貧しい人々の家庭は子供が沢山いてその収入では家族全員は食っていけない。それで飢餓となっていたのだ。雨期は田畑が水没するため農作業も少なくなり収入が途絶える時期でもある。最も苦しい時は子供もほとんど食べられない状態で生活していた。

私たちのNGOが雇っていた村の青年たちも、昼食を自宅に食べに帰らないことが続くことがあった。私たち2人の日本人駐在員は料理人を雇っていたので昼食も作ってもらっていたが、一緒に仕事をしていた青年が昼になっても自宅に帰らないので、ついつい裏の住まいに行っての昼食は摂りそびれることが度々だった。

そんなある日の夕方だった。近所の子供に「いとバイ(伊東兄ちゃん)お腹すいてるの?」と言われ「ハッ!」とした。私は昼食抜きで空腹だったが普段通りに振る舞っているつもりだった。しかし子供たちから見ると空腹のためにイラついて見えたのだろう。

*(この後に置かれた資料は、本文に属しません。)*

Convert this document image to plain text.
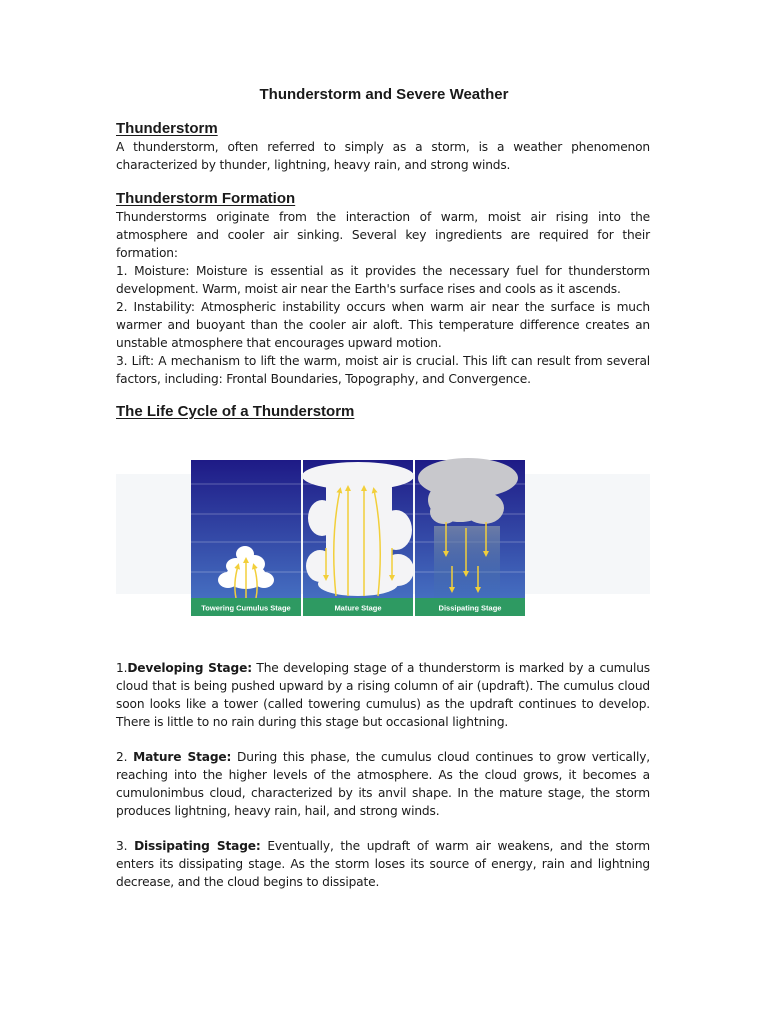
Thunderstorm and Severe Weather
Thunderstorm

A thunderstorm, often referred to simply as a storm, is a weather phenomenon characterized by thunder, lightning, heavy rain, and strong winds.

Thunderstorm Formation

Thunderstorms originate from the interaction of warm, moist air rising into the atmosphere and cooler air sinking. Several key ingredients are required for their formation:
1. Moisture: Moisture is essential as it provides the necessary fuel for thunderstorm development. Warm, moist air near the Earth's surface rises and cools as it ascends.
2. Instability: Atmospheric instability occurs when warm air near the surface is much warmer and buoyant than the cooler air aloft. This temperature difference creates an unstable atmosphere that encourages upward motion.
3. Lift: A mechanism to lift the warm, moist air is crucial. This lift can result from several factors, including: Frontal Boundaries, Topography, and Convergence.

The Life Cycle of a Thunderstorm
Towering Cumulus Stage	Mature Stage	Dissipating Stage

1.Developing Stage: The developing stage of a thunderstorm is marked by a cumulus cloud that is being pushed upward by a rising column of air (updraft). The cumulus cloud soon looks like a tower (called towering cumulus) as the updraft continues to develop. There is little to no rain during this stage but occasional lightning.

2. Mature Stage: During this phase, the cumulus cloud continues to grow vertically, reaching into the higher levels of the atmosphere. As the cloud grows, it becomes a cumulonimbus cloud, characterized by its anvil shape. In the mature stage, the storm produces lightning, heavy rain, hail, and strong winds.

3. Dissipating Stage: Eventually, the updraft of warm air weakens, and the storm enters its dissipating stage. As the storm loses its source of energy, rain and lightning decrease, and the cloud begins to dissipate.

その子どもたちはいつも空腹なので空腹になると身体や精神にどんな変化があるのかを子供たちは熟知していた。それで私の空腹は簡単に見透かされたのだった。彼らに比べればほんのちょっとした空腹なのに、見透かされたことに大きなショックを受けた。

極限の貧しい農村で生活しているのに同じ村の子供たちの本当のひもじさを分かっていなかったことは、私にとって大きなショックだった。

絶望的な空腹

子供たちは親が用意する食事で生き延びている。小さな子供たちにとっては食事は殆ど受け身だ。数日から1週間位食べ物がなくて我慢しなければならないことは度々起こっていた。次にいつ食べられるのか分からない状態で空腹に耐えることこそ、絶望的な空腹といえる。

そして耐えているのが子供なのだ。いつまで空腹を我慢したらいいのか分からないまま耐える空腹だ。この村で生活しているにも関わらず、この絶望的ともいえる空腹がどんなに辛いか私はまったく想像することさえできなかった。